It being impossible to prove anything against Elizabeth she was at length allowed to leave her prison. This she did on the 19th May 1554, under the charge of Sir Henry Bedingfield, and was taken to Woodstock. There is a tradition that when it was known in the City that the Princess had been released from the Tower, some of its church bells rang merry peals of joy, and that when she became Queen she gave those churches silken bell-ropes.
The Earl of Warwick and his three brothers, Ambrose, Robert, and Henry Dudley, were still confined in the Beauchamp Tower, but the Earl died on the 21st of October 1554, and his brothers were released in the following year. About the same time other notable personages were set free, in order, it is thought, to curry favour with the populace and make the Spanish match less unpopular. These included the Archbishop of York, Sir Edward Warner, and some dozen other knights and gentlemen.
Then came the religious persecutions which were carried on by Mary with zest, and it has been estimated that during her short reign, and during the three and a half years that the persecution of the reformers lasted, no less than three hundred victims perished at the stake. These martyrs, however, did not suffer in vain, “You have lost the hearts of twenty thousand that were rank Papists within these twelve months,” wrote a Protestant to Bonner; and Latimer’s dying words to his fellow-martyr, as he was being tied to the stake at Oxford, will never be forgotten in England, “Play the man, Master Ridley, we shall this day light such a candle by God’s grace in England as I trust shall never be put out.”
At length, on the 17th of November, Mary died, and the people had peace, the last political prisoners in the Tower in her reign being Thomas, second son of Lord Stafford, and some of his followers, who had raised a rebellion against Mary’s government in the north of England. Stafford was beheaded on Tower Hill, and his followers were hanged at Tyburn.
CHAPTER XI
QUEEN ELIZABETH
The important position occupied by the Tower at the commencement of the reign of Elizabeth, and its connection with all branches of State affairs is shown by the great antiquary of that reign, John Stowe, who says it was “The citadel to defend and command the city, a royal palace for assemblies and treaties, a State prison for dangerous offenders, the only place for coining money, an armoury of warlike provisions, the treasury of the Crown jewels, and the storehouse of the Records of the Royal Courts of Justice at Westminster.”

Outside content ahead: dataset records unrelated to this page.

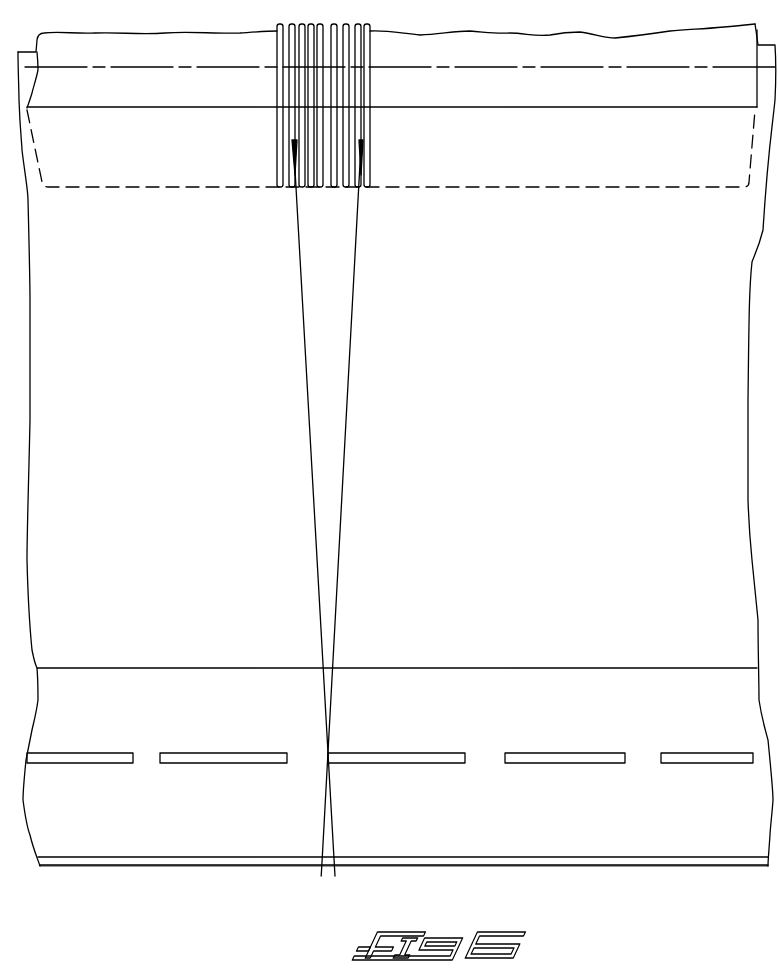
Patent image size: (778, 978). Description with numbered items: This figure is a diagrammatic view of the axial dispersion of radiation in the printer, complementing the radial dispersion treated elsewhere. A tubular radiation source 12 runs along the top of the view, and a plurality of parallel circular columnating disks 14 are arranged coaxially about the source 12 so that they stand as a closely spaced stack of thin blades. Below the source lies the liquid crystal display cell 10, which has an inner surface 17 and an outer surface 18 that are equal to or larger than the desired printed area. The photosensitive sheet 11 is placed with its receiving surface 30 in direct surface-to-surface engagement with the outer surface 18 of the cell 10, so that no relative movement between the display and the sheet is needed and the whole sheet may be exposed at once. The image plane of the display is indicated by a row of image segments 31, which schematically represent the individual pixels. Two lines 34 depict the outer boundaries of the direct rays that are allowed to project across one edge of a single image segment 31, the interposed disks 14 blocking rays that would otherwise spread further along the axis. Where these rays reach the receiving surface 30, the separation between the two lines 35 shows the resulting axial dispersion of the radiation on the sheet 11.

The liquid crystal display cell 10 is at (582, 698).
The photosensitive sheet 11 is at (600, 862).
The tubular radiation source 12 is at (173, 93).
The columnating disks 14 is at (277, 165).
The inner surface 17 is at (523, 668).
The outer surface 18 is at (660, 857).
The receiving surface 30 is at (552, 857).
The image segments 31 is at (405, 764).
The lines depicting outer boundaries of direct rays 34 is at (303, 366).
The lines showing dispersion 35 is at (323, 880).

Elizabeth’s imprisonment, four years previous to her accession, had not left kindly impressions of the Tower, and although her first visit to any royal palace after she became Queen on 28th November 1558, was to the fortress, she did not take up her abode there for any length of time, remaining at Somerset House, and at the palace at Whitehall, until Mary’s funeral had taken place.
Three days, however, before her coronation, Elizabeth entered the Palace of the Tower, the crowning taking place on Sunday the 15th January 1559. Elizabeth’s love of show and magnificence must have been amply gratified by the great pageant in which she was the central figure, the procession from the Tower to the Abbey being more brilliant than any in the history of the English Court.
Seated in an open chariot which glittered with gold and elaborate carvings, Elizabeth, blazing with jewels, passed through streets hung with tapestry and under triumphal arches, the ways being lined with the City companies in their handsome liveries of fur-lined scarlet. In Fleet Street a young woman, representing Deborah, stood beneath a palm tree, and prophesied the restoration of the House of Israel in rhymed couplets, whilst Gog and Magog received her Majesty at Temple Bar.